As far as I know it is not possible to change existing classes. But what you can do is create a new class which is identical to the class you want to change and add the fields you want. If you don’t mind the class to be open you can just inherit from the class you want to change.
Than in your code you just use the generated class instead. I know it is not the cleanest solution, but as far as I know it is the only one.
I think there is a java library using code generation which does change classes directly using some kind of hack, so maybe it is also possible to do this in Kotlin. Sadly I can’t remember the name of it.
Unfortunately, inheritance is not suitable for me, as I want to refer the generated field from the original class. But then the class should be abstract and have a generated implementation.
Do you refer to lombok?
They do have a nice example for @Log
Yes, I was thinking about lombok. I guess you want something like the @Data or @Log annotation.

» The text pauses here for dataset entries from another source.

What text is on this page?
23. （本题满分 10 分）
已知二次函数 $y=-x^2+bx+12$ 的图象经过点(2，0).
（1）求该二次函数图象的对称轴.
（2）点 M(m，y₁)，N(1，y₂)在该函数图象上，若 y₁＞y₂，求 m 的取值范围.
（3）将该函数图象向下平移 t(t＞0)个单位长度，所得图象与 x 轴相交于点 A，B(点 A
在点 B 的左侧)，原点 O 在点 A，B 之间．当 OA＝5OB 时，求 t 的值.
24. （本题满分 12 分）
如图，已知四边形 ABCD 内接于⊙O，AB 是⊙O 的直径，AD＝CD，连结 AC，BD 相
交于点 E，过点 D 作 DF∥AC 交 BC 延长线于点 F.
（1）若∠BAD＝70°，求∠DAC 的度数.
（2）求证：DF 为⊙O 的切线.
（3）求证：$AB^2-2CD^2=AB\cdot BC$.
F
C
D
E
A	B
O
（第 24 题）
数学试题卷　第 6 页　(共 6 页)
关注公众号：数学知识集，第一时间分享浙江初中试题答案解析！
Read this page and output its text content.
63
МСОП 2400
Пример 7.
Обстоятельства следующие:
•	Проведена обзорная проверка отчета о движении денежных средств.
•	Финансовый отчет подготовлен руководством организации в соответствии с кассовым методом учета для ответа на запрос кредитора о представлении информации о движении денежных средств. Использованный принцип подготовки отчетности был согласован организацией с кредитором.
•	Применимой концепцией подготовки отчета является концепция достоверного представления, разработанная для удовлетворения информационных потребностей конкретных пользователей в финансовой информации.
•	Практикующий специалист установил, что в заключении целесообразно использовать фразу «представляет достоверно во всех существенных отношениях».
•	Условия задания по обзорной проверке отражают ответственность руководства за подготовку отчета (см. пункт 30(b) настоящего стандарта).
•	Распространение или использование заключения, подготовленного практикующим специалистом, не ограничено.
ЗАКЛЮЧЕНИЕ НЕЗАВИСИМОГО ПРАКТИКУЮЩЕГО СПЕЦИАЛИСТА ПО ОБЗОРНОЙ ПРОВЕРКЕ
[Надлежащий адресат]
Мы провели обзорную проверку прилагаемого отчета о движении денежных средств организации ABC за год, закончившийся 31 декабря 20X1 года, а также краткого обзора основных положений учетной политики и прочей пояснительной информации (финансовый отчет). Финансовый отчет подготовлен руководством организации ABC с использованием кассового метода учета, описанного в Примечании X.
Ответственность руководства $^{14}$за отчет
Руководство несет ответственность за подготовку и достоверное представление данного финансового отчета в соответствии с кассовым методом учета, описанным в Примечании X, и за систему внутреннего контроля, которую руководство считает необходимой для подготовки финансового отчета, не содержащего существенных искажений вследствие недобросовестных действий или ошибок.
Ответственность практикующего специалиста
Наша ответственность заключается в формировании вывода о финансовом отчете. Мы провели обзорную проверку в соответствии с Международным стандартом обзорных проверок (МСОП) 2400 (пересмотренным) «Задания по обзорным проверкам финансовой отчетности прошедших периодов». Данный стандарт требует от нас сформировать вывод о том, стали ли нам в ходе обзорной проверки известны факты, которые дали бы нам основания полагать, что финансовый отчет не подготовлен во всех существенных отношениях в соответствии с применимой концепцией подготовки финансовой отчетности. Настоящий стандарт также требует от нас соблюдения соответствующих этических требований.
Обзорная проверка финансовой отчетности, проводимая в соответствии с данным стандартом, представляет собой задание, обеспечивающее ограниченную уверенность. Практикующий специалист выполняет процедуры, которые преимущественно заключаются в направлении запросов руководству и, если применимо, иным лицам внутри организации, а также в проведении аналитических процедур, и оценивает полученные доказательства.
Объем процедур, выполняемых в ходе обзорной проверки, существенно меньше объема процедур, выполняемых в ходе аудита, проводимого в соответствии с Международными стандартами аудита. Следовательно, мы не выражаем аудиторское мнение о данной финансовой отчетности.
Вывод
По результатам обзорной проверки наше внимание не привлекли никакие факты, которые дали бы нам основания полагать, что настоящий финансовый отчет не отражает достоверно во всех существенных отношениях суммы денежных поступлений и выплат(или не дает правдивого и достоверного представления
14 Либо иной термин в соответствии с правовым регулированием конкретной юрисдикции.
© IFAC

About the inheritance, I was thinking about something like this.
Your file:
package your.package.generation
import org.kotlin.annotationProcessor.TestAnnotation
@TestAnnotation
internal open class SimpleClass {
val ololo = "some value"
}
will generate:
package your.package
class SimpleClass : your.package.generation.SimpleClass() {
val ololo = "some value"
val generatedFileld = "another value"
}
The only thing you would need to add manually would be all the constructors in case SimpleClass is inheriting from a different class and needs to call the super constructor.
When using SimpleClass you would always use the generated version. You can just pretend that your handwritten file does not exist.
Another thing to note: SimpleClass would still be final. If you want it to be open, you could pass as an argument to the annotation.